Quando releio Goa and the Blue Mountains tento perceber este ponto de vista, e acho que até consigo fazê-lo com algum proveito.
Mas, Burton, Burton... jamais te perdoarei o "odiento" (para usar as palavras de PVG) retrato que fazes dos BCs! E tenho sempre de controlar a vontade de gritar, dos altos do Monte da Bela Vista, à sombra do beato-brâmane-católico (conceito que não quiseste compreender) José Vaz: 
"Não percebeste NADA!"
Mesmo sabendo que este meu ponto de vista é tão parcial como o teu!

O retorno (?)!

Há já uns tempos, quando estava a discutir com um amigo/colega sobre alguns dos posts (SEMPRE assaz polémicos) que ele tinha exposto à luz crua da opinião pública, lembrei-me destes meus pobres Prazos, que têm andado tão negligenciados - apesar de tudo  menos, quero crer, do que os seus homónimos poiarenses, agora desfalcados em meia centena de pinheiros - graças à pouca diligência deste seu curador. A Ministra A. Cristas não me perdoaria, decerto, tal incúria, e ainda corro o risco de que a mesma entregue a posse destes meus micro-feudos a um qualquer jovem agricultor com pretensões a proprietário rural consciencioso.
Por isso, mãos à obra!
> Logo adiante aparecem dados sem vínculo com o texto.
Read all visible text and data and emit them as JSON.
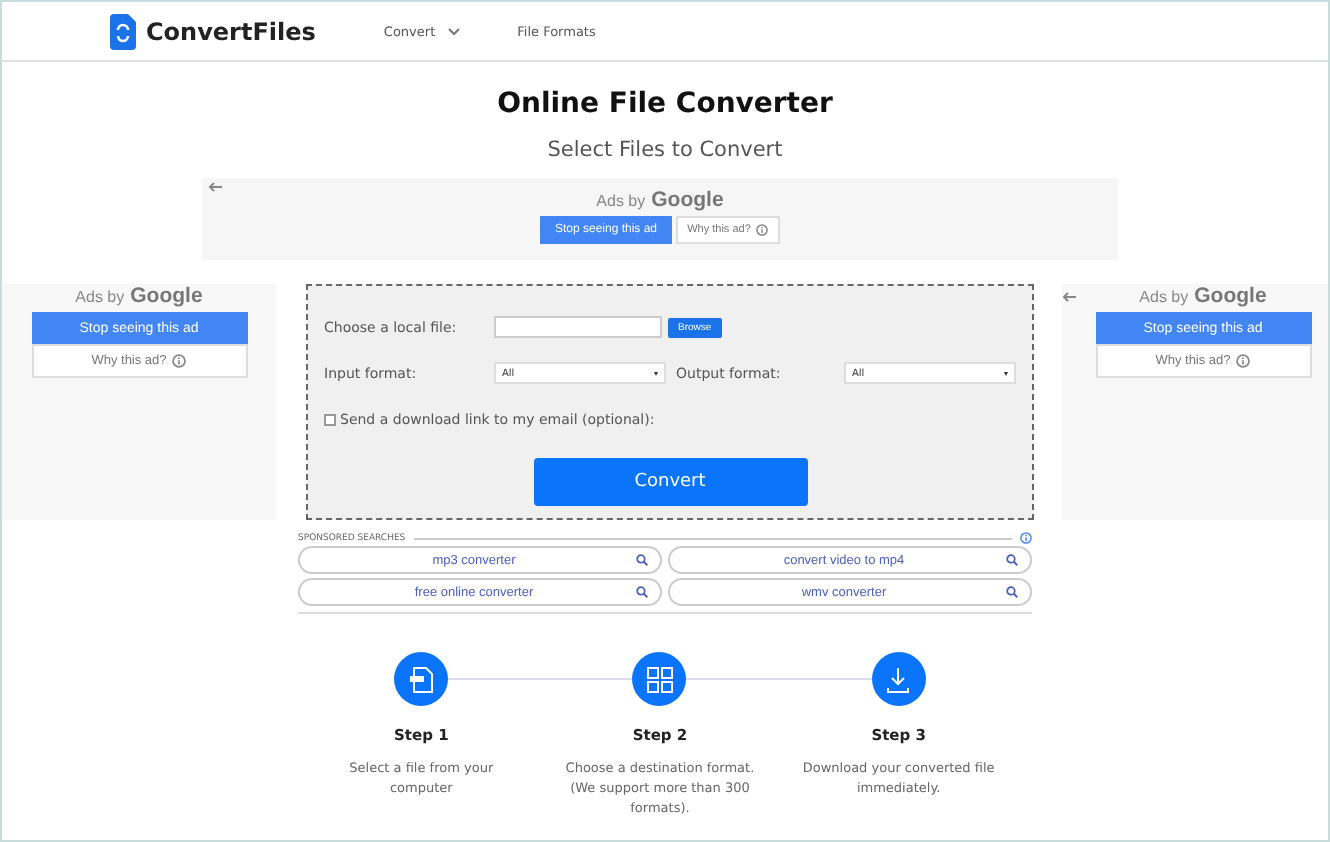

Retomemos a cultura deste (e doutros) Serrazins!
E é com satisfação que, por um lado, constatamos que os Prazos estavam aqui, silenciosa e discretamente, à nossa espera, e, por outro, nos congratulamos por não os termos "deletado" em tempos de maior esquecimento (bem... já dizia o tetravô Mil-Anjos que "quem guarda, acha"! ;) ).
Por assim ser, lancemos fora meia dúzia de afazeres supérfluos que nos impeçam de, de vez em quando (mas com regularidade), nos dedicarmos a este Serrazim virtual, subamos a qualquer veículo (pode ser mesmo uma bicicleta, até porque AINDA não tenho carro!) e... a caminho!